Well, The Mummy of the previous generation was a bad movie series. It could work commercially because humour was an important part of this storytelling that the world is quite familiar with, palaces, kings, queens, princes, princesses, paramours, conspiracies, killings, tombs, mummies and pryramids.
And the natural inevitability – that how far can you go with a tellingly thin narrative – that any mummy is basically identified with Egypt’s Pyramids and some Egyptian royalty because of the controversial history surrounding them – so, a standalone chapter, or at best two can justify their arrival if they are given some good treatment. Even The Mummy’s previous incarnation had to look for other extensions beyond Egypt to keep the franchise lubricated beyond two but then it chose to suspend the movement beyond one more.
The latest Mummy has come to life after 2008, when the last movie of the series was released. The three previous Mummies were basically horror comedies to say best or if we say conservatively, they were action-comedy flicks which didn’t need star power but the treatment that could pull the viewer to the theatre. They were time-pass flicks running high on computer generated special effects.

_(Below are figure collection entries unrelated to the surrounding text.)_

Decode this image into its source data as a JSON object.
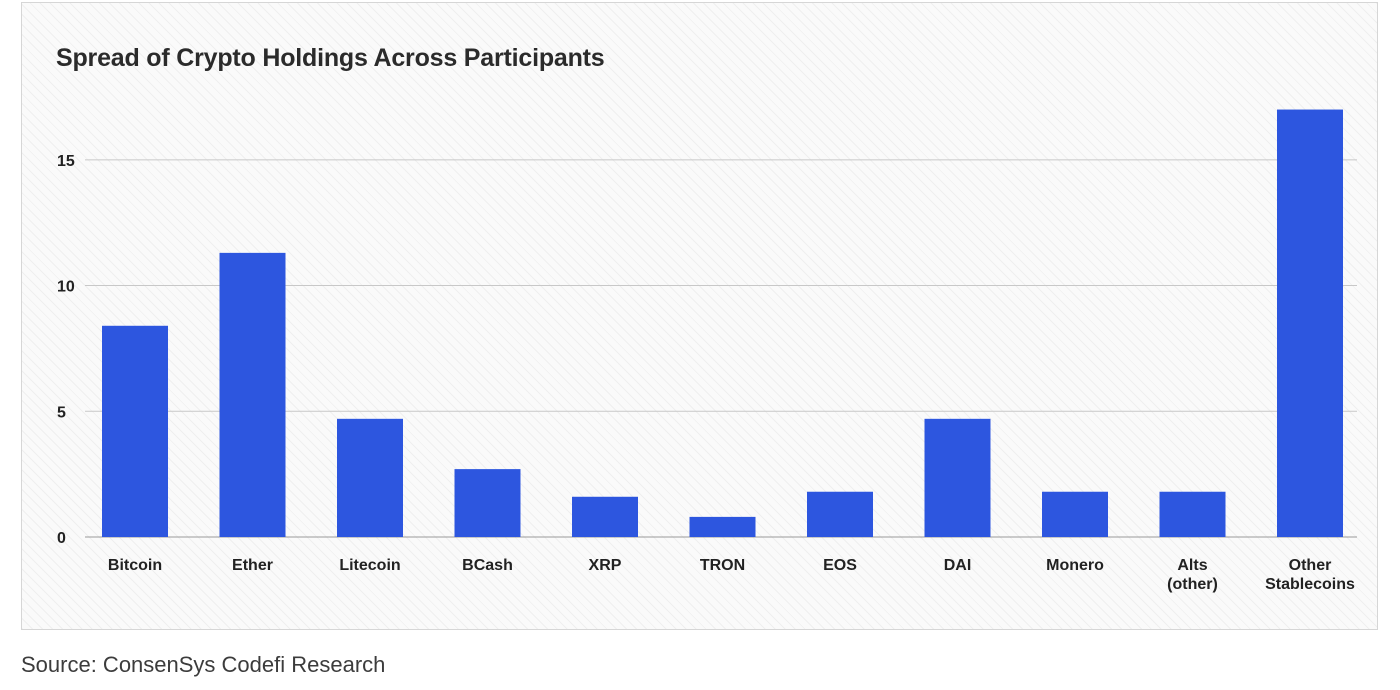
{
  "source": "Source: ConsenSys Codefi Research",
  "chart_data": {
    "type": "bar",
    "title": "Spread of Crypto Holdings Across Participants",
    "xlabel": "",
    "ylabel": "",
    "categories": [
      [
        "Bitcoin"
      ],
      [
        "Ether"
      ],
      [
        "Litecoin"
      ],
      [
        "BCash"
      ],
      [
        "XRP"
      ],
      [
        "TRON"
      ],
      [
        "EOS"
      ],
      [
        "DAI"
      ],
      [
        "Monero"
      ],
      [
        "Alts",
        "(other)"
      ],
      [
        "Other",
        "Stablecoins"
      ]
    ],
    "values": [
      8.4,
      11.3,
      4.7,
      2.7,
      1.6,
      0.8,
      1.8,
      4.7,
      1.8,
      1.8,
      17.0
    ],
    "yticks": [
      0,
      5,
      10,
      15
    ],
    "ylim": [
      0,
      18
    ],
    "grid": true,
    "colors": {
      "bar": "#2d56df",
      "grid": "#c8c8c8",
      "tick_text": "#222222"
    }
  }
}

They didn’t need acting credentials for expressions or starry adrenaline for action sequences.
They simply needed a one point linear narrative that how to keep the viewer engaged for 100 minutes by producing a cocktail of commercial cinematic specs like comedy mixed with horror, special effects, good looking canvases and known mythological monsters. They were meant to entertain somehow. They were never meant to excel.
True, it can be argued that Tom Cruise is an entertainer and excellence in filmmaking is a reserved phenomenon. But he is certainly an actor who cannot, at this stage of his career, be associated with films that are meant to entertain somehow. He is a name. He is a star power. He is among the selected few names who are used to sell films.
So, the big question is, what made Tom Cruise pick The Mummy 2017, a poor reboot that fails to create the effect of its mediocre but commercially successful predecessors, especially when the film has failed to create box office magic? Reports say the film generated only $400 million against its overall budget of $250 million. And critical reception, well its flooded with all kinds of negative witticisms – plain, convoluted, satirical, humorous and even comical.